In gatherings we are stirred. For me, these words sum up the spiritual implications of the findings in Murphy Paul’s The Extended Mind. When we come together, when we gather, in person, at the same time, for worship, for learning, for conducting the business of the church, for celebration, for ritual, something happens below the surface. When we rise to sing, when we speak words in unison, when we check-in around our circle of concern, something happens below the surface. When we attend to the same object, gaze in the same direction, share the same meal, kindle the same flame, something happens beneath the surface. Somehow we think better—that’s what the research reveals. But it’s more than that. Somehow we activate an almost forgotten feature—an ancient feature—of our human lives. We merge, we mix, we meld. The interdependent web in action.
It’s not particularly radical. In fact, it’s really quite simple. But there’s a lot at stake. Our faith informs us we are part of realities larger than ourselves. Flipping on the hive switch makes some of those realities—the very human ones—more available to us. Carefully, with both earnest and playful intention, let us learn to flip the switch, to recognize and pursue what is good for the group—yes, to be groupy together—to be good humans in gatherings, happy, powerful, sharing our gifts, making love apparent.
Amen and blessed be.
[1] Paul, Annie Murphy The Extended Mind: The Power of Thinking Outside the Brain (New York: Houghton Mifflin Harcourt, 2021) pp. 218-19.

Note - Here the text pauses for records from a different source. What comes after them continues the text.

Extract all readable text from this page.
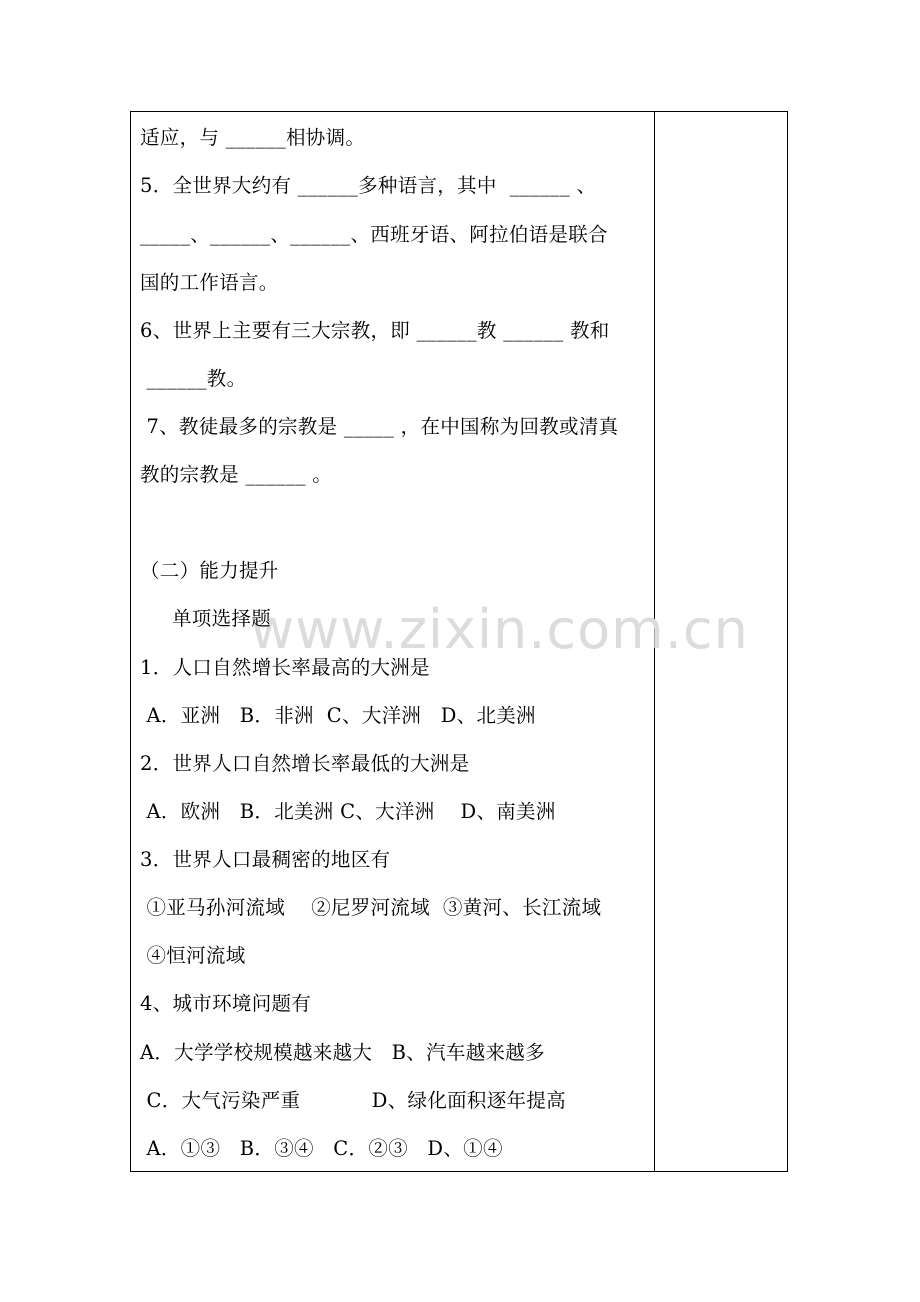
www.zixin.com.cn
适应，与 ______相协调。
5．全世界大约有 ______多种语言，其中  ______ 、
_____、______、______、西班牙语、阿拉伯语是联合
国的工作语言。
6、世界上主要有三大宗教，即 ______教 ______ 教和
______教。
7、教徒最多的宗教是 _____ ，在中国称为回教或清真
教的宗教是 ______ 。
（二）能力提升
单项选择题
1．人口自然增长率最高的大洲是
A．亚洲   B．非洲  C、大洋洲   D、北美洲
2．世界人口自然增长率最低的大洲是
A．欧洲   B．北美洲 C、大洋洲    D、南美洲
3．世界人口最稠密的地区有
①亚马孙河流域    ②尼罗河流域  ③黄河、长江流域
④恒河流域
4、城市环境问题有
A．大学学校规模越来越大   B、汽车越来越多
C．大气污染严重           D、绿化面积逐年提高
A．①③   B．③④   C．②③   D、①④
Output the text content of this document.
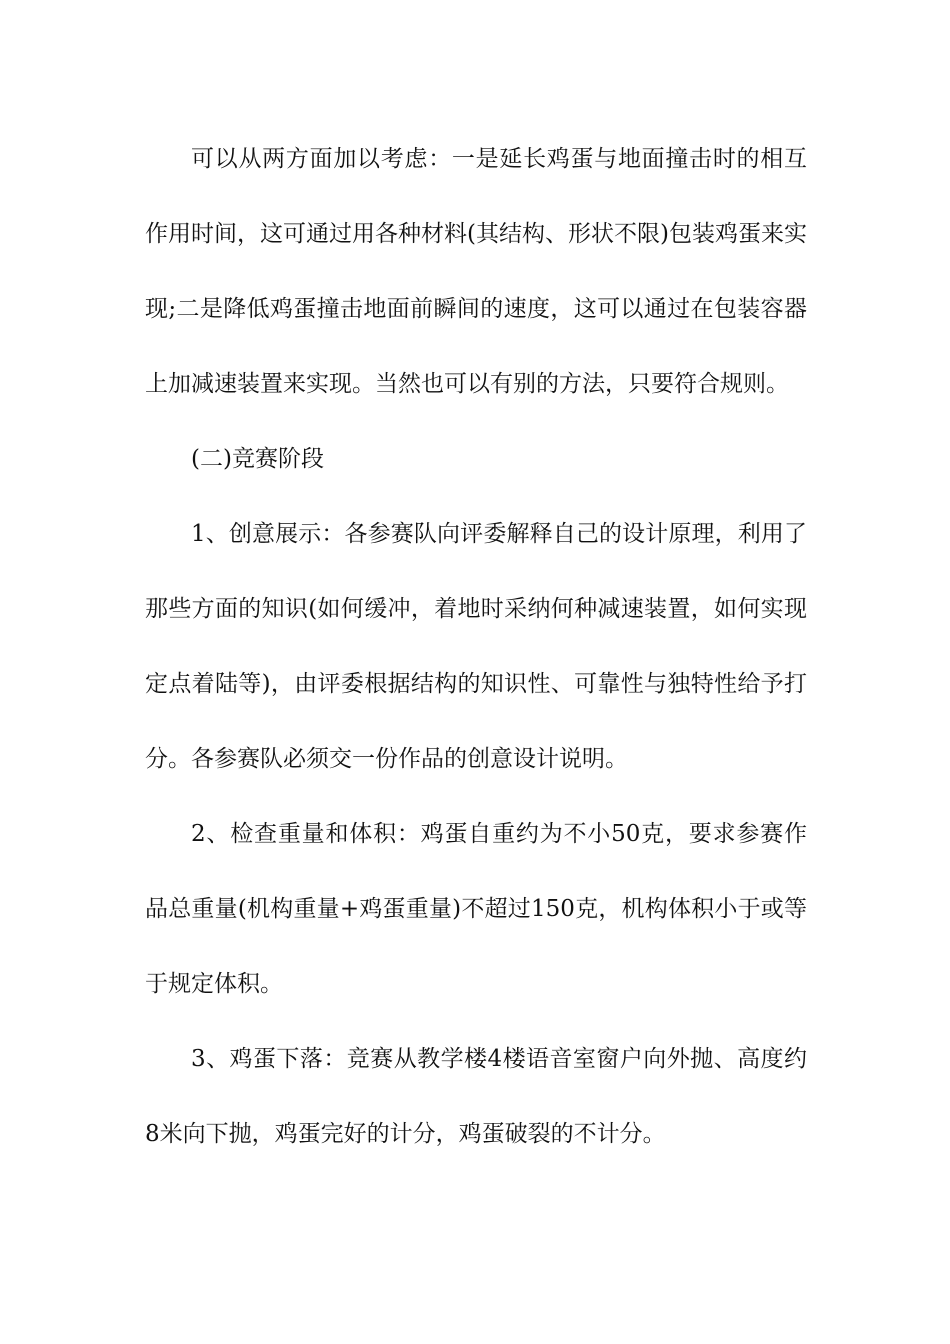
可以从两方面加以考虑：一是延长鸡蛋与地面撞击时的相互作用时间，这可通过用各种材料(其结构、形状不限)包装鸡蛋来实现;二是降低鸡蛋撞击地面前瞬间的速度，这可以通过在包装容器上加减速装置来实现。当然也可以有别的方法，只要符合规则。

(二)竞赛阶段

1、创意展示：各参赛队向评委解释自己的设计原理，利用了那些方面的知识(如何缓冲，着地时采纳何种减速装置，如何实现定点着陆等)，由评委根据结构的知识性、可靠性与独特性给予打分。各参赛队必须交一份作品的创意设计说明。

2、检查重量和体积：鸡蛋自重约为不小50克，要求参赛作品总重量(机构重量+鸡蛋重量)不超过150克，机构体积小于或等于规定体积。

3、鸡蛋下落：竞赛从教学楼4楼语音室窗户向外抛、高度约8米向下抛，鸡蛋完好的计分，鸡蛋破裂的不计分。
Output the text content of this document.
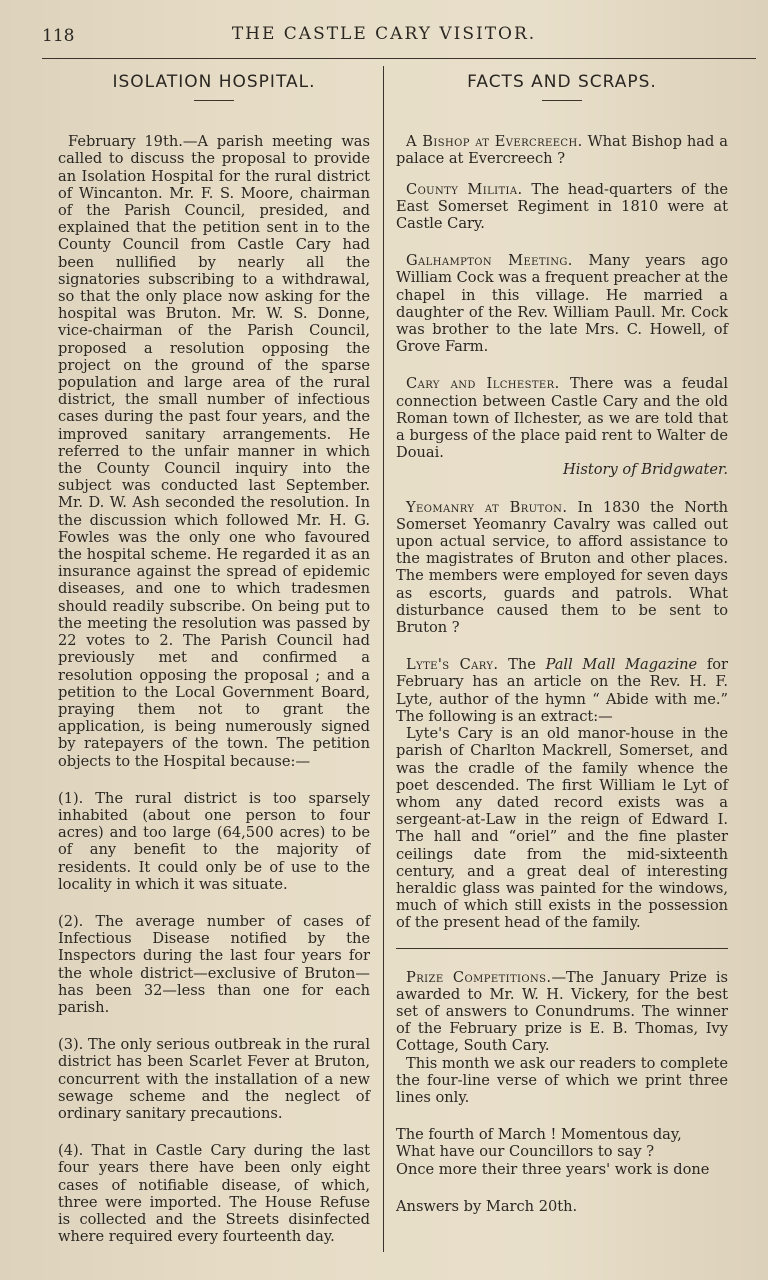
118	THE CASTLE CARY VISITOR.
ISOLATION HOSPITAL.

February 19th.—A parish meeting was called to discuss the proposal to provide an Isolation Hospital for the rural district of Wincanton. Mr. F. S. Moore, chairman of the Parish Council, presided, and explained that the petition sent in to the County Council from Castle Cary had been nullified by nearly all the signatories subscribing to a withdrawal, so that the only place now asking for the hospital was Bruton. Mr. W. S. Donne, vice-chairman of the Parish Council, proposed a resolution opposing the project on the ground of the sparse population and large area of the rural district, the small number of infectious cases during the past four years, and the improved sanitary arrangements. He referred to the unfair manner in which the County Council inquiry into the subject was conducted last September. Mr. D. W. Ash seconded the resolution. In the discussion which followed Mr. H. G. Fowles was the only one who favoured the hospital scheme. He regarded it as an insurance against the spread of epidemic diseases, and one to which tradesmen should readily subscribe. On being put to the meeting the resolution was passed by 22 votes to 2. The Parish Council had previously met and confirmed a resolution opposing the proposal ; and a petition to the Local Government Board, praying them not to grant the application, is being numerously signed by ratepayers of the town. The petition objects to the Hospital because:—

(1). The rural district is too sparsely inhabited (about one person to four acres) and too large (64,500 acres) to be of any benefit to the majority of residents. It could only be of use to the locality in which it was situate.

(2). The average number of cases of Infectious Disease notified by the Inspectors during the last four years for the whole district—exclusive of Bruton—has been 32—less than one for each parish.

(3). The only serious outbreak in the rural district has been Scarlet Fever at Bruton, concurrent with the installation of a new sewage scheme and the neglect of ordinary sanitary precautions.

(4). That in Castle Cary during the last four years there have been only eight cases of notifiable disease, of which, three were imported. The House Refuse is collected and the Streets disinfected where required every fourteenth day.

FACTS AND SCRAPS.

A Bishop at Evercreech. What Bishop had a palace at Evercreech ?

County Militia. The head-quarters of the East Somerset Regiment in 1810 were at Castle Cary.

Galhampton Meeting. Many years ago William Cock was a frequent preacher at the chapel in this village. He married a daughter of the Rev. William Paull. Mr. Cock was brother to the late Mrs. C. Howell, of Grove Farm.

Cary and Ilchester. There was a feudal connection between Castle Cary and the old Roman town of Ilchester, as we are told that a burgess of the place paid rent to Walter de Douai.

History of Bridgwater.

Yeomanry at Bruton. In 1830 the North Somerset Yeomanry Cavalry was called out upon actual service, to afford assistance to the magistrates of Bruton and other places. The members were employed for seven days as escorts, guards and patrols. What disturbance caused them to be sent to Bruton ?

Lyte's Cary. The Pall Mall Magazine for February has an article on the Rev. H. F. Lyte, author of the hymn “ Abide with me.” The following is an extract:—

Lyte's Cary is an old manor-house in the parish of Charlton Mackrell, Somerset, and was the cradle of the family whence the poet descended. The first William le Lyt of whom any dated record exists was a sergeant-at-Law in the reign of Edward I. The hall and “oriel” and the fine plaster ceilings date from the mid-sixteenth century, and a great deal of interesting heraldic glass was painted for the windows, much of which still exists in the possession of the present head of the family.

Prize Competitions.—The January Prize is awarded to Mr. W. H. Vickery, for the best set of answers to Conundrums. The winner of the February prize is E. B. Thomas, Ivy Cottage, South Cary.

This month we ask our readers to complete the four-line verse of which we print three lines only.

The fourth of March ! Momentous day,

What have our Councillors to say ?

Once more their three years' work is done

Answers by March 20th.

[2] For a fairly in depth but readable overview of Neibuhr’s views, see “Obama’s Favorite Theologian? A Short Course on Reinhold Neibuhr,” the Pew Forum’s biannual Faith Angle Conference on Religion, Politics and Public Life, May, 2009. See: https://www.pewforum.org/2009/05/04/obamas-favorite-theologian-a-short-course-on-reinhold-niebuhr/.
[3] For a brief statement about the origins of the term ‘groupthink’ in psychological literature, read the following preview to Hart, Paul’t, “Irving L. Janis’ Victims of Groupthink,” Political Psychology, Vol. 12, No. 2 (June,1991): https://www.jstor.org/stable/3791464.
[4] Murphy Paul, The Extended Mind, pp. 214-15.
[5] Murphy Paul, The Extended Mind, pp. 217.
[6] Murphy Paul, The Extended Mind, pp. 217.
[7] Murphy Paul, The Extended Mind, pp. 218.
[8] Murphy Paul, The Extended Mind, pp. 221.
[9] Murphy Paul, The Extended Mind, pp. 221-223.
[10] Valentín. Marta, “In Gatherings” in Parker, Kayla, ed., Becoming: A Spiritual Guide for Navigating Adulthood, (Boston: Skinner House Books, 2016).